I have a confession to make: I don’t like using Visual Studio when I play with Report SharpShooter.
Because for my tasks it’s ridiculous. Create a WinForms app, drop ReportManager on it, add a report slot, setup “Preview” button, and so on, on and on – all this rigamarole of the same steps every time I need to preview a report. Or design a new one.
There must be a better way, I thought. A way that would allow to bypass Visual Studio altogether, and display a report (or bring up Report Designer) immediately when you need it. And in this very article, my dear readers, I’m proudly presenting to you this new fascinating way of working with Sharp-Shooter.
Powershell.
We will be using PowerShell, a command line shell from Microsoft. Without getting too deep, it’s a scripting language built on top of .NET framework, it is totally free and comes preinstalled on Windows7 and a few others, and if you don’t have it then here’s a download page.
Powershell allows us to do pretty much everything we can do with C#, although in a somewhat less convenient way (which is probably why there are no plans to rewrite SharpShooter in powershell). But it comes in handy for small scripts, it eliminates the “human factor” errors, it can be run from a command line, and it can be edited in Notepad. What else can one dare to dream of!

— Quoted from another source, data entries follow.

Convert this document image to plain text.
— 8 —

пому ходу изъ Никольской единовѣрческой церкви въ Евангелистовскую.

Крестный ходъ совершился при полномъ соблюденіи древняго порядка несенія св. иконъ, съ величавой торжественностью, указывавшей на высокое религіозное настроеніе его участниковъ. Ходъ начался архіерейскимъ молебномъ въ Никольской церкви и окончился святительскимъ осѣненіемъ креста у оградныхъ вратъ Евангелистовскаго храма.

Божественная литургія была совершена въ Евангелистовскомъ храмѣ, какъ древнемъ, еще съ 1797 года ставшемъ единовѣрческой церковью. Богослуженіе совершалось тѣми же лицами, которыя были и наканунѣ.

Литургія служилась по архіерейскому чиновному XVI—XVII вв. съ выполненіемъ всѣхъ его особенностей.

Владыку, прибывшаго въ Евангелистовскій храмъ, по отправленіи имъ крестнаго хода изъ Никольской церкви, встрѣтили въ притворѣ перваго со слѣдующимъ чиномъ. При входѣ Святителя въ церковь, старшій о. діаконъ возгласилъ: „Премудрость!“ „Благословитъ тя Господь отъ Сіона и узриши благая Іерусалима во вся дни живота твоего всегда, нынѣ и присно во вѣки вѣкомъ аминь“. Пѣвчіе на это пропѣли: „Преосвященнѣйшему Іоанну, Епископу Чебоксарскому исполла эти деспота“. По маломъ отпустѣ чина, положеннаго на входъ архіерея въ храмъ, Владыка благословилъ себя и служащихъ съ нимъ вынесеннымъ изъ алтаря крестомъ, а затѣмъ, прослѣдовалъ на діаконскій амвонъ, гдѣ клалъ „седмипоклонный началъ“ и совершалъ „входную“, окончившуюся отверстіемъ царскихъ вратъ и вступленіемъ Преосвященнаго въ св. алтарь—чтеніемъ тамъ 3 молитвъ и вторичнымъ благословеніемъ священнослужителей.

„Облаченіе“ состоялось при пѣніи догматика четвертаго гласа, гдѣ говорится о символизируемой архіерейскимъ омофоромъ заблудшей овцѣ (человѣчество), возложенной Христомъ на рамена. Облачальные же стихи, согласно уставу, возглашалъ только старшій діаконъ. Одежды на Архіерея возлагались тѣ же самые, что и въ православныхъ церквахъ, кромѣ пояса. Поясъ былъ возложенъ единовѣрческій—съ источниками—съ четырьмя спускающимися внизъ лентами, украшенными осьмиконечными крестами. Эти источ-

Working with reports from Powershell.
Powershell uses a verb-noun pair for the names of its commands, and we’d be following this guideline. I’ll share the full code in the next section, and now just want to show how you can display a report from powershell console:
Show-Report "C:\Reports\some.rst"
Nothing else. No Visual Studio and no code – just the above line and you’ll get a preview for your some.rst report. The same for designing a new report: New-Report command will bring up Report Designer.
To make it even more clear, below is a walkthrough of everything I’ve done to create a report and display it.
The first command dir displays the content of the current folder: there’s only one powershell file, which contains the functions we need.
The second command . .\ReportHelpers.ps1 (notice, it’s dot space dot backslash and file name) includes this powershell script into the current context, and from now on we can use the functions defined in that file.
The third command New-Report opens up Report Designer (takes about 3-5 seconds on my laptop). In Report Designer, I create a new blank report, drop an image on it and save the result:
Then I go back to powershell console, hit dir again (just to show you the .rst file has appeared) and run the preview with Show-Report:
..and happily get the preview:
How this works.
First off, feel free to browse the script on BitBucket and learn how it works. Patches and suggestions are welcome
And below I’ll go through the most interesting parts.
- Report SharpShooter cannot work without a WinForm, so we need to create a hidden form in powershell
$hiddenForm = new-object System.Windows.Forms.Form $hiddenForm.ShowInTaskbar = $false $hiddenForm.Size = new-object System.Drawing.Size(1, 1)
- Creating a FileReportSlot in powershell seems easy, although syntax for adding event handlers is not straightforward:
$slot = new-object PerpetuumSoft.Reporting.Components.FileReportSlot $slot.FilePath = $file $slot.add_RenderCompleted({ _displayGeneratedReport })
- When our handler gets invoked, we need to close the hidden form, to prevent memory leaks:
function _displayGeneratedReport() { if ($hiddenForm -ne $null) { $hiddenForm.Close() } ... }
- SharpShooter needs to run in “Single Threaded Apartment” mode (this is a topic in itself, but without getting into a huge discussion about threading, it needs STA because WinForms are not thread-safe). So we have to wrap the invocation into an STA call, because Powershell runs in MTA by default:
function New-Report() { powershell -noprofile -sta -command { ... $slot = new-object PerpetuumSoft.Reporting.Components.FileReportSlot $slot.FilePath = "Temp.rst" $slot.DesignTemplate() } }
Summary.
As we have just seen, PowerShell is a decent alternative to Visual Studio when it comes to working with SharpShooter reports. Editing powershell scripts can be, at times, faster that kicking off Visual Studio and coding there – and surely a powershell script is a lot more transparent that a compiled .NET application.